Publicado originalmente em Aleteia
Os antigos consideravam que os sentimentos que diminuem ou tiram a liberdade pessoal são ruins. Nessa perspectiva, deveríamos buscar uma conduta prudente, guiada pela razão, que se impõe sobre nossos desejos irracionais.
A filosofia grega elaborou a ideia da liberdade interior dos seres humanos: uma liberdade que não é um ponto de partida, mas uma conquista que cada pessoa precisa alcançar. Cada um de nós deve adquirir autocontrole, impondo a regra da razão. Isso é chamado de virtude. Felicidade, nessa visão, é o resultado da virtude.
Isso não quer dizer que todos os sentimentos são ruins. Os sentimentos são uma poderosa realidade humana, que nos movem fortemente a agir ou a não agir, para melhor ou para pior.
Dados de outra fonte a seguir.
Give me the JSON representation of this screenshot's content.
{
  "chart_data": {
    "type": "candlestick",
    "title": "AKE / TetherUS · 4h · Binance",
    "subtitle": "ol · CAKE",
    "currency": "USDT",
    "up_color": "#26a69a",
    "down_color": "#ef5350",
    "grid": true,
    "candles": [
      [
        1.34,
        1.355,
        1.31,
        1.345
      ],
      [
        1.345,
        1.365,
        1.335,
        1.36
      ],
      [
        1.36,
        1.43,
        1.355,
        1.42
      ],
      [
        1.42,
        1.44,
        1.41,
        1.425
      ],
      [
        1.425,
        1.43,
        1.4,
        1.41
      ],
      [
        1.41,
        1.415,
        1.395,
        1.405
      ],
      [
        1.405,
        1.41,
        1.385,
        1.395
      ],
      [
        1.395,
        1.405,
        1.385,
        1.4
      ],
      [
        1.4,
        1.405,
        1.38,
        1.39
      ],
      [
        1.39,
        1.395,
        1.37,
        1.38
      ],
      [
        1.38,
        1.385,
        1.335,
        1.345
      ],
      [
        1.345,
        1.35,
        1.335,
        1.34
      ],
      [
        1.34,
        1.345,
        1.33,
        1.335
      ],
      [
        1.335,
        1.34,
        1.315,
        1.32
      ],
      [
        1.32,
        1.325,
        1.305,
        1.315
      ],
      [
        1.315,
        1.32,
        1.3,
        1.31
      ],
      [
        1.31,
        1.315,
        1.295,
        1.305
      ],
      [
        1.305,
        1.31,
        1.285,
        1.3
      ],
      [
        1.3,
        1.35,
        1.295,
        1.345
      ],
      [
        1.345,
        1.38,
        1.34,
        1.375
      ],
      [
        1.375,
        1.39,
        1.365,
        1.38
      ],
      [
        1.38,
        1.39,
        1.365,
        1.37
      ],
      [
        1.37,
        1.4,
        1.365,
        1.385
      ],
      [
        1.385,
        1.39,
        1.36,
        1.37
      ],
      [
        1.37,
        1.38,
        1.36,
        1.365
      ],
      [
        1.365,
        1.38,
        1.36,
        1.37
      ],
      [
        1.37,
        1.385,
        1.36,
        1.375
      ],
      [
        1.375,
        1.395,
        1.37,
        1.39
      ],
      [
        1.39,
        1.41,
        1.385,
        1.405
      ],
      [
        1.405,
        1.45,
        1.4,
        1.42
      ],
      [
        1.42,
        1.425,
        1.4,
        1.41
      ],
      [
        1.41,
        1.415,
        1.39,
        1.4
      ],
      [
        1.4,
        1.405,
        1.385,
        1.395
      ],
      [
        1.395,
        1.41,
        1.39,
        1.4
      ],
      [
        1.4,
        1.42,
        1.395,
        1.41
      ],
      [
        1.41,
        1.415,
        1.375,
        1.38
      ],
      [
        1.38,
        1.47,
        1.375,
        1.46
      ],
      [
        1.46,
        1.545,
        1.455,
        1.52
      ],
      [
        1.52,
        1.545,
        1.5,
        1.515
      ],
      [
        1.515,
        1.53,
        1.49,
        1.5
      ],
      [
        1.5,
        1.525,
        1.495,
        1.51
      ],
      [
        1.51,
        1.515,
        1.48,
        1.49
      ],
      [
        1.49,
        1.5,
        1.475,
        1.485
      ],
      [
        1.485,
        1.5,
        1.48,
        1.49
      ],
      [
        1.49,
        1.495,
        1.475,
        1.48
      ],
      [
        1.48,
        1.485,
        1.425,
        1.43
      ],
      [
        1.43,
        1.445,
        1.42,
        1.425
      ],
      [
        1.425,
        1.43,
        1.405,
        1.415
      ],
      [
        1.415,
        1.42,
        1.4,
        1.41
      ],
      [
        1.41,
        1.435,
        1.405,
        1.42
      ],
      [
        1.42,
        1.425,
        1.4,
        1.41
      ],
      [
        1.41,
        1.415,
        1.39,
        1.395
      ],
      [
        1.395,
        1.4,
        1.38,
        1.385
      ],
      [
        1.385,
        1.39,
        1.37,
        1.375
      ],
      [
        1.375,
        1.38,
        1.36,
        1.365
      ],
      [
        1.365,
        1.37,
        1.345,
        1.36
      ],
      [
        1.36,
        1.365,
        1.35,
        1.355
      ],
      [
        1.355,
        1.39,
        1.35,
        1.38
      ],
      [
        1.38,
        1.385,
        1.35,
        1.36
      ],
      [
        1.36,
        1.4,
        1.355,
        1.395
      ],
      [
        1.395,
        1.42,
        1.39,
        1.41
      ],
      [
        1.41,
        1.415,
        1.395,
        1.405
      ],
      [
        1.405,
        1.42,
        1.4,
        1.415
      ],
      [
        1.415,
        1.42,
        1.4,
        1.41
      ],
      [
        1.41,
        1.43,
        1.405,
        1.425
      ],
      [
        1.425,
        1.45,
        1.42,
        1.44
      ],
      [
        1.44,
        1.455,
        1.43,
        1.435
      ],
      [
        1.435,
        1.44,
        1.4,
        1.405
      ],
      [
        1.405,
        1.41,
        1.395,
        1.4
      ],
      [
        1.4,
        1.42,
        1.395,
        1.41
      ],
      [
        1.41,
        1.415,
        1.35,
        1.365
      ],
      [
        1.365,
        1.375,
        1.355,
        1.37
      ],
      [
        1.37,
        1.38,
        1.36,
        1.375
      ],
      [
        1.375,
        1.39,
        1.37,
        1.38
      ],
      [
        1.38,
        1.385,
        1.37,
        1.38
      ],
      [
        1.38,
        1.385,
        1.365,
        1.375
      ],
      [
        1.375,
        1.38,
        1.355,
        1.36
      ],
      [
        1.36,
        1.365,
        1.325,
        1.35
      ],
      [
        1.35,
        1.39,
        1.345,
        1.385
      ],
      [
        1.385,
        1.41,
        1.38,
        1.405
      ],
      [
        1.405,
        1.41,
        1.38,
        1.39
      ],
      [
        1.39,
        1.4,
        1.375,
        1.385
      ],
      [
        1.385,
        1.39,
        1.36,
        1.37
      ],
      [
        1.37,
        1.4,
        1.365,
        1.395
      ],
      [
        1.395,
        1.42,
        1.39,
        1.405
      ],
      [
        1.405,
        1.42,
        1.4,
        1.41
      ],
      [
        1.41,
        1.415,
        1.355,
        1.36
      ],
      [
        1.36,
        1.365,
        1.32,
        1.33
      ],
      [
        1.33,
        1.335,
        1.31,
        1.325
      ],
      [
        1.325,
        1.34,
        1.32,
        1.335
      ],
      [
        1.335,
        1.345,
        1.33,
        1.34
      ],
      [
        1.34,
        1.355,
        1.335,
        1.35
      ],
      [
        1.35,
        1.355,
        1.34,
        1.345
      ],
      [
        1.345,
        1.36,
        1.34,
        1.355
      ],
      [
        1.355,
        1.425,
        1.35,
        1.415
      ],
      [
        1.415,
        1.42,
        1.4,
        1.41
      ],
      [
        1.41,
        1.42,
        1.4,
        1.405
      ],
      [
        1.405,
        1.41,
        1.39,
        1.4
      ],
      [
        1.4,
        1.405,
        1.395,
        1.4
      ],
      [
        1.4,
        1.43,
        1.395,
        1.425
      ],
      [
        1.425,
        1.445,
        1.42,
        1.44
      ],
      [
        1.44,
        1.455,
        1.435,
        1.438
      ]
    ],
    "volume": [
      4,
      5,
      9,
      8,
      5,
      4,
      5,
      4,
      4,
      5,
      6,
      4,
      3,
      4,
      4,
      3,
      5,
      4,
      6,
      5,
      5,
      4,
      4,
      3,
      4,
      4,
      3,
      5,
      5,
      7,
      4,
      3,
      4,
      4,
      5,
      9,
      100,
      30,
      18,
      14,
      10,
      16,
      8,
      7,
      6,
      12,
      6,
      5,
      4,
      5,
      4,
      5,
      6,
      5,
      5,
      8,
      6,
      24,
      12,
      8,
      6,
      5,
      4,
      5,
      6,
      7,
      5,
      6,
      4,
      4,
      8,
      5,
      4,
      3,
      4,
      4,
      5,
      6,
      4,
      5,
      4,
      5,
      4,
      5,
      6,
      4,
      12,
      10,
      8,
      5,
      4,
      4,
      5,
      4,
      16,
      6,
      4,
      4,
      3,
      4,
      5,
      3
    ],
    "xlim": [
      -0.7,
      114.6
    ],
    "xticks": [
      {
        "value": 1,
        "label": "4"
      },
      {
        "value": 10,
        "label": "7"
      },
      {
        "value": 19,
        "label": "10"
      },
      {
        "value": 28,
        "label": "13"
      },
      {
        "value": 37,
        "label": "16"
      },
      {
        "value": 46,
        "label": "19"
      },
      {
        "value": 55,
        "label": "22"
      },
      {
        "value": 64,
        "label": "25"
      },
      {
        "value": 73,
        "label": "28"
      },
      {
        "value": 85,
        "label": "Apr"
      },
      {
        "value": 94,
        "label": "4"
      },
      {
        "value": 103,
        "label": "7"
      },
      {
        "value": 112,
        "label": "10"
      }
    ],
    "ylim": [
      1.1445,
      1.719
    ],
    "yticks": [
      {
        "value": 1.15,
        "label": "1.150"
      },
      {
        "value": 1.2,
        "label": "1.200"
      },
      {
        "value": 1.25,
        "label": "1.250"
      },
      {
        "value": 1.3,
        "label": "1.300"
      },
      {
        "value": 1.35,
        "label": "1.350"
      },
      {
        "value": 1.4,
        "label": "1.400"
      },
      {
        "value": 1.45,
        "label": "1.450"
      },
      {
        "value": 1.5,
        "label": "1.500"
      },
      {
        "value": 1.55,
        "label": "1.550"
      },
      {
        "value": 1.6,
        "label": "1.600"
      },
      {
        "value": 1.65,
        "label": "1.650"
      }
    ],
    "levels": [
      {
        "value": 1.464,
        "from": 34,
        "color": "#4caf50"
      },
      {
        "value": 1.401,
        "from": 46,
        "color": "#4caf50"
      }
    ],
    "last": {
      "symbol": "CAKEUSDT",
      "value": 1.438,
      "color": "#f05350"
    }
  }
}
Nossas emoções trazem riqueza à vida e são decisivas para uma vida bem-sucedida e feliz, mas devem ser adequadamente canalizadas e educadas.
Precisamos aprender a favorecer os sentimentos que nos ajudam a agir adequadamente e a controlar os sentimentos que nos impediriam de agir virtuosamente ou nos encorajariam a fazer o que está errado.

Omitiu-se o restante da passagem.